Vernon Reizman's Profile

We agreed with a key long term supplier, whom we have an excellent relationship with, to change payment terms from 1%10 n30 to straight n30. In return the supplier brought their price down. We took advantage of the payment reduction but 2 of our 4 divisions missed the change in payables and continued to take the 1% discount. The supplier noticed after 15 months and is asking to go back and reclaim the improper cash discounts, adjusted for cost of money. I agreed to go back 30 days but supplier feels I am not being reasonable. How far back would you go in correction of an error?


Nicole Lucarelli
Title: Director
Company: Financial Services
LinkedIn Profile
(Director, Financial Services) |

Vernon - This is a tricky situation. You would handle this differently since they are a key supplier (I'm assuming this means they play an important role in your company's success.) than if they were a standard commodity - say office supplies. The answer may be somewhere between 1 and 15 months. Maybe the current quarter or part of the current fiscal year - potentially use the argument that prior period adjustments are not possible. Also, is there something you could ask for from the supplier, such as free training or some other extra to offset the cash you may have to pay? While it's tough to go back that far, as there is some responsibility on their part to bring these kinds of things to your attention in a timely manner - you also want to preserve a good relationship with a key supplier. I would also push back on the cost of money (I'm assuming you mean this is the interest they lost for not having possession of the cash). That does go beyond correction of a billing mistake.

Topic Expert
Wayne Spivak
Title: President & CFO
LinkedIn Profile
(President & CFO, |

I have to disagree with Nicole. While it was your supplier's error in not catching, and your error as well, in either case you had an agreement.

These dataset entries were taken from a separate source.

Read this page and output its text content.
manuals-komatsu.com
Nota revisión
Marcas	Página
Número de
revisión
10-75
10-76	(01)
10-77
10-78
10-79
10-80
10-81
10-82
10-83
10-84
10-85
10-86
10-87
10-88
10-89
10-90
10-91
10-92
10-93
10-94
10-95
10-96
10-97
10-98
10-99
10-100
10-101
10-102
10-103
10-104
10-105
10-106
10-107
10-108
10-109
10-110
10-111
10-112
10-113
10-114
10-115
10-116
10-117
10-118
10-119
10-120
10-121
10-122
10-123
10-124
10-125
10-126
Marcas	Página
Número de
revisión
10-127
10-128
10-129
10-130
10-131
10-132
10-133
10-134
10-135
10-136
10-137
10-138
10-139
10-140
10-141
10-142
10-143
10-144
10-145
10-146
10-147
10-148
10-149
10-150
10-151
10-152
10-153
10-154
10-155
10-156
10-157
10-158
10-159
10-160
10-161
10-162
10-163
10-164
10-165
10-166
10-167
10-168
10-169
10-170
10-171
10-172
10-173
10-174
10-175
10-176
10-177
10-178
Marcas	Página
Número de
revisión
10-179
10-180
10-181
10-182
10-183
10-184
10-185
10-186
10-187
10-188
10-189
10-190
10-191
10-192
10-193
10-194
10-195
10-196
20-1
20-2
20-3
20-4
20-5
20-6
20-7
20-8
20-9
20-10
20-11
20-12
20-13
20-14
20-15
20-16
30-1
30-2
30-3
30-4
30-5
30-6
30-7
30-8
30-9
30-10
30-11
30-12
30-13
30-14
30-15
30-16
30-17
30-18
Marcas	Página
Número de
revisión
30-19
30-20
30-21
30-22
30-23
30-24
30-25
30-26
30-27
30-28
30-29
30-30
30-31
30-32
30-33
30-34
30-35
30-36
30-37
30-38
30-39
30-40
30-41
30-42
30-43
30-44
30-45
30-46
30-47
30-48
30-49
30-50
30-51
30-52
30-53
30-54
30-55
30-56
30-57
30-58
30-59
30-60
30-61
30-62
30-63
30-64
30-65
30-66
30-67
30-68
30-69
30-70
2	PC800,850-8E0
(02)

As such, refund the 1% to the supplier and keep a) the cost of money over time and b) your key relationship.

Sara Voight
Title: Controller
Company: Critical Signal Technologies, Inc
(Controller, Critical Signal Technologies, Inc) |

I think your relationship trumps any assignment of responsibility for not catching this in a timely fashion. Thirty days is a bit of an insult if this is a key supplier. They reduced their prices and lost some cash float in this arrangement. If you were on the receiving end what would you expect, or your board members (should they be at this level of detail)? I would recommend the minimum of splitting the time this was not caught and offering 8 months. The last thing you need is to have this in their memory the next time you approach them for something.

Topic Expert
Regis Quirin
Title: Director of Finance
Company: Gibney Anthony & Flaherty LLP
LinkedIn Profile
(Director of Finance, Gibney Anthony & Flaherty LLP) |

I agree with Wayne. Honoring the agreement and the spirit of the agreement is the key. How you respond will set the tone of your relationship in the future. In business errors will always occur on both sides of the table. Benefitting from someone else's error is not recommended.

Topic Expert
Lee Andrews
Title: P/T CFO, Business Consultant
Company: Pacific Bag, Inc./Other Clients
(P/T CFO, Business Consultant, Pacific Bag, Inc./Other Clients) |

Well shame on the supplier for not reporting the underpayments to you months ago -- their receivables dept must have been asleep at the wheel carrying quite an overdue balance for a long time.

Maybe you get some slight negotiating cred from their delayed error catch. Try asking nicely for some degree of a lower settlement than 15 months (split it?), but with a key vendor I would not make it a big issue for many other business reasons. If they even sound like they are not budging, then pay what you committed to (but no cost of money -- adding discounted cash flow concepts in this cash interest rate environment is rather petty).